Fotoğraflarına bile bakamaz oldum incineceksin diye.
Dokunmaya cesaret edemediğim saçlarından bir tel yere düşse,
İçim yanar, ona bile sahip değilim.
Güldüğünde yüzünde oluşan hilâl yok karşımda, 
Gözlerim gördüklerine pişman.
Sesin de yok, bu işittiklerim lâf-ı güzaf.
Parmaklarım parmaklarına değse 
Sûr'a üflenme vakti gelmiş demektir ruhumda.

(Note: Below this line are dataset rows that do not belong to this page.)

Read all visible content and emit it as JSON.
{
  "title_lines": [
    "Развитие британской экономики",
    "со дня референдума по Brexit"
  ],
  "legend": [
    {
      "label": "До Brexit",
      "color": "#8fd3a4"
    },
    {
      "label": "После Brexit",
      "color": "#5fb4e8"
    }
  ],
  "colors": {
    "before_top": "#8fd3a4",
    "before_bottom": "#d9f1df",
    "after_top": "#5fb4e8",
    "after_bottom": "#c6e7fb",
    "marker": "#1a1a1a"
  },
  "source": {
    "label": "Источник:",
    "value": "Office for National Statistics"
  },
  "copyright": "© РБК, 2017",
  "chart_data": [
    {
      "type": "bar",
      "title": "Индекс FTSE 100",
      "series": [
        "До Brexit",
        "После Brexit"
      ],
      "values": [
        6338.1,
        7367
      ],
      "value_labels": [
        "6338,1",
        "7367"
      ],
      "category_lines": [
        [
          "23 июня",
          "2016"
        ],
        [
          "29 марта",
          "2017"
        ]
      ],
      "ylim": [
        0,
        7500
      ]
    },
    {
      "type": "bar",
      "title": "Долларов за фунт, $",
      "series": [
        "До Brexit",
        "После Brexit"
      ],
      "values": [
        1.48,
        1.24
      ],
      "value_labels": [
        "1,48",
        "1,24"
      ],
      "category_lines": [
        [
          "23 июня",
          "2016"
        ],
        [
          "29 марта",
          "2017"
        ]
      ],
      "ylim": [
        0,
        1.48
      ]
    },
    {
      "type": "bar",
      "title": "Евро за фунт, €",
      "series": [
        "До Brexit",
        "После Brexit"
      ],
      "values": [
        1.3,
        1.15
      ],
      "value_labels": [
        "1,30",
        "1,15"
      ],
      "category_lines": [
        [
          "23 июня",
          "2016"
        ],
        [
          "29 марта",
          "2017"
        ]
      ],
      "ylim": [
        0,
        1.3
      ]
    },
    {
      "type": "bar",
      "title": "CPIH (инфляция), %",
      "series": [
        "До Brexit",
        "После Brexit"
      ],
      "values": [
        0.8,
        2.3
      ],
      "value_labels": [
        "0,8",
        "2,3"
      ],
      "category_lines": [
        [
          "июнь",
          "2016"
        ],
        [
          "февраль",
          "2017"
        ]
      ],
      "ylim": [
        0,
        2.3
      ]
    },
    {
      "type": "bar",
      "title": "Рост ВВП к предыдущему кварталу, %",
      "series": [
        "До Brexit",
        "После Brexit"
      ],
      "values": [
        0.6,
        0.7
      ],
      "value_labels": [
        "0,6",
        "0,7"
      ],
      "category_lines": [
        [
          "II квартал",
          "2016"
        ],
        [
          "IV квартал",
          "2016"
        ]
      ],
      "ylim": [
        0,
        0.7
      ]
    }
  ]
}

Şimdi bütün bu enkaz insanlar arasında dolaşırken, 
Bir pırıltı arıyorum senin nûrundan.
Közlenmiş gözlerim harlanır belki,
Güneşi gören kardelenler misali karların altından.
Gönül, göçemeyen bir göçmen kuş, 
Kanat çırpar yokluğuna, nereye varacağını bilmez.

Kabul görmeyen dualar akıyor damarlarımdan, hepsinde sen.
Basılmış bütün harfler seninle dolu kütüphanelerde, 
Basılmamış çimenler sen, 
Dokunulmamış bulutlar sen, 
Kutuplarda ezilmemiş karlar sen, 
Volkanların içinde uyuyan lavlar sen,
Elbette çalınmamış bütün notalar sen !

24 saat saniyede 24 kare geçer gözümün önünden hayalin,
Ve herşey parçasıdır seninle kurmuş olduğum bu hayalin.